Filmed in Los Angeles under the working title Paradise City starting February 2024, the series masterfully blends claustrophobic bunker aesthetics—sterile corridors, flickering holograms, and echoing vents—with flashbacks to the chaotic “Day” that razed society. Cinematographer David Mullen (The Handmaid’s Tale) crafts a palette of cool blues and stark whites that mirrors the characters’ isolation, while composer Blake Neely’s score pulses with understated dread. Executive producers Fogelman, Jess Rosenthal, John Hoberg, Sterling K. Brown, Steve Beers, Glenn Ficarra, and John Requa ensure the emotional beats land as hard as the plot twists.
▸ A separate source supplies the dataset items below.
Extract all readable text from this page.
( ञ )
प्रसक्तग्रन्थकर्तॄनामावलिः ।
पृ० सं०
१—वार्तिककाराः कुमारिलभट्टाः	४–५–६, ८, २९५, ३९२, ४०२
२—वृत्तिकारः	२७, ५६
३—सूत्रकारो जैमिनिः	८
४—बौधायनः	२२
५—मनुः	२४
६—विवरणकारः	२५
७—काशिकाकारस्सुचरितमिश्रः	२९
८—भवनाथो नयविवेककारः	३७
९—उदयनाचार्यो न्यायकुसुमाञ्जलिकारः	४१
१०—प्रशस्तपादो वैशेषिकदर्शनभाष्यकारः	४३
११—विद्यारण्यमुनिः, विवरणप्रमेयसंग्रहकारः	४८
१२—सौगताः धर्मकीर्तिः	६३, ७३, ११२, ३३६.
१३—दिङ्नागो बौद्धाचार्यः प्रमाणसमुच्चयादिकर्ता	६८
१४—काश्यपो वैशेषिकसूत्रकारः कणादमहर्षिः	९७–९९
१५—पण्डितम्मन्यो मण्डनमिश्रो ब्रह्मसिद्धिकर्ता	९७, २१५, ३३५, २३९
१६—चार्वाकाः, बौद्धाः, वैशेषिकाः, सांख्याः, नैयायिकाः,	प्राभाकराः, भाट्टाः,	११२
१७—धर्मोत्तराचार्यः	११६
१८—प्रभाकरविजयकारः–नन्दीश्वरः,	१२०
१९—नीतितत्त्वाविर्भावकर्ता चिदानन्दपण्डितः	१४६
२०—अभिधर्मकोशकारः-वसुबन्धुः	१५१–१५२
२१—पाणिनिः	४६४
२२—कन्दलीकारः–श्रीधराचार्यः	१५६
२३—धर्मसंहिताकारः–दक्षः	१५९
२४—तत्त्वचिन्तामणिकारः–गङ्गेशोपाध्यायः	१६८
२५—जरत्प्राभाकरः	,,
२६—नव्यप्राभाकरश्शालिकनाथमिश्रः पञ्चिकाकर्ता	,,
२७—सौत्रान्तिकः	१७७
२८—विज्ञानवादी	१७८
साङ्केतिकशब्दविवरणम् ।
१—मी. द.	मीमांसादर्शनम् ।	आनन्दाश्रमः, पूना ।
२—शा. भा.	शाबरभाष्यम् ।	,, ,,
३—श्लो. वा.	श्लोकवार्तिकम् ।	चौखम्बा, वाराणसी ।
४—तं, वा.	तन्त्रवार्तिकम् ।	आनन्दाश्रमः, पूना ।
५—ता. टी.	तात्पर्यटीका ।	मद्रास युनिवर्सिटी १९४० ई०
Critics are raving: a 92% on Rotten Tomatoes, with The Hollywood Reporter calling it “a post-apocalyptic Succession with higher stakes and lower oxygen.” The premiere drew 1.4 million viewers on ABC’s special broadcast and 250,000 on FX, topping Hulu’s Top 15 for weeks. Samba TV ranked it third most-streamed in the U.S. for February 3–9, while Reelgood placed it second for the week ending February 13.

Paradise isn’t just binge TV—it’s a mirror to our divided world, asking: In a bunker of the elite, who’s really in danger? Stream now on Hulu; the investigation awaits, and the truth is buried deep.